Sunderson fried up a good rare rib steak with a glass of mediocre red that hadn’t survived very well after six weeks in the refrigerator though he judged it drinkable if barely. He stoked up the fireplace with two good-sized maple logs knowing he’d be up by 4:00 a.m. to add wood.
He had a horrid and exhausting night with only intermittent dozing. He remembered his youth when it was impossible to sleep the night before deer opening. That wasn’t it this time. It was the prospective prison sentence, if not ten then at least seven years. He kept waking from vivid dreams of trying to fly-cast in the bone dry Jackson prison yard. His stomach knotted and he got up several times for a shot of whiskey. He thought that most people sent to prison had nothing to do except commit more crimes. He had to think he was different, but maybe that was just false hope. How could the law consign his final years to prison when he needed trout fishing to live? The local judge was a hanging judge in sex cases, a devout Baptist who thought sexuality was verminous. He could expect no mercy from that quarter. Diane might offer to help pay for a lawyer, but he viewed it as a waste of her money. Deep in the night watching the fireplace flicker he knew very well he was doomed. An open-and-shut case. Goodbye river. Maybe he would die on a prison cot as if it mattered. They had a special section for felonious lawmen but what did that matter? It saved you from being murdered by other inmates when you probably no longer much cared.

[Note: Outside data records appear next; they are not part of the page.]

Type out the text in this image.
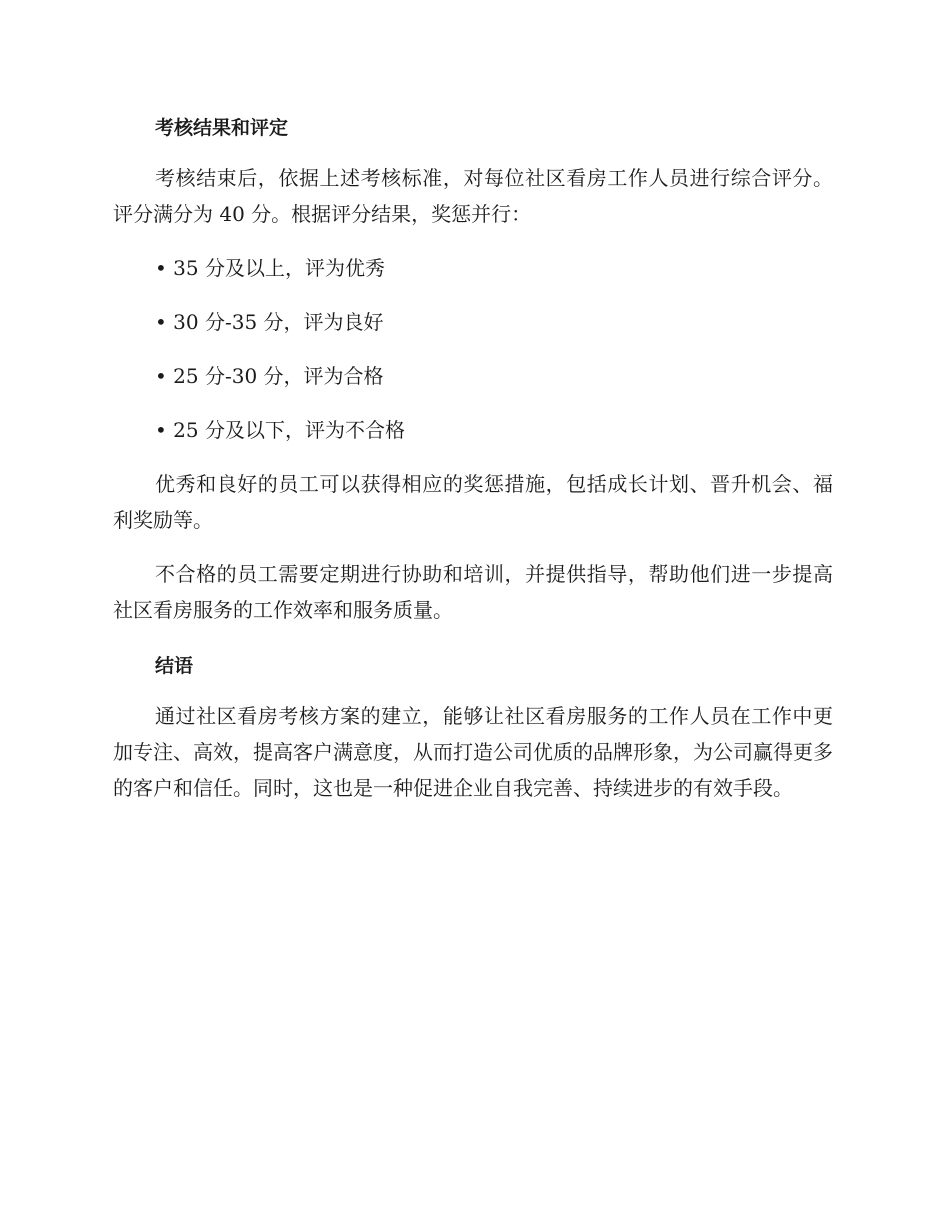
考核结果和评定

考核结束后，依据上述考核标准，对每位社区看房工作人员进行综合评分。评分满分为 40 分。根据评分结果，奖惩并行：

• 35 分及以上，评为优秀

• 30 分-35 分，评为良好

• 25 分-30 分，评为合格

• 25 分及以下，评为不合格

优秀和良好的员工可以获得相应的奖惩措施，包括成长计划、晋升机会、福利奖励等。

不合格的员工需要定期进行协助和培训，并提供指导，帮助他们进一步提高社区看房服务的工作效率和服务质量。

结语

通过社区看房考核方案的建立，能够让社区看房服务的工作人员在工作中更加专注、高效，提高客户满意度，从而打造公司优质的品牌形象，为公司赢得更多的客户和信任。同时，这也是一种促进企业自我完善、持续进步的有效手段。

He gave up trying to sleep at 5:00 a.m. It was hopeless now that he had seen his future totally disappear. He got up, stirred the fire into a warm blaze. He was taking part in the ancient but senseless art of deer hunting. On opening day you got up and breakfasted very early and then sat around a couple of hours talking and waiting for daylight. He could remember dozing at the table while his father and friends talked relentlessly about the hunts of the past.
Sunderson made a pan of fried spuds, a pan of sausage, and four scrambled eggs wishing he had a dog to share the bounty. In the first pale light he saw a large buck near the edge of the fence and the river. He could have tilted a window open and shot it but he felt pretty good and didn’t want to start the day with a cheap move. That could come later if necessary. He ate most of his breakfast and left the rest out for visiting coyotes along with last night’s steak bone.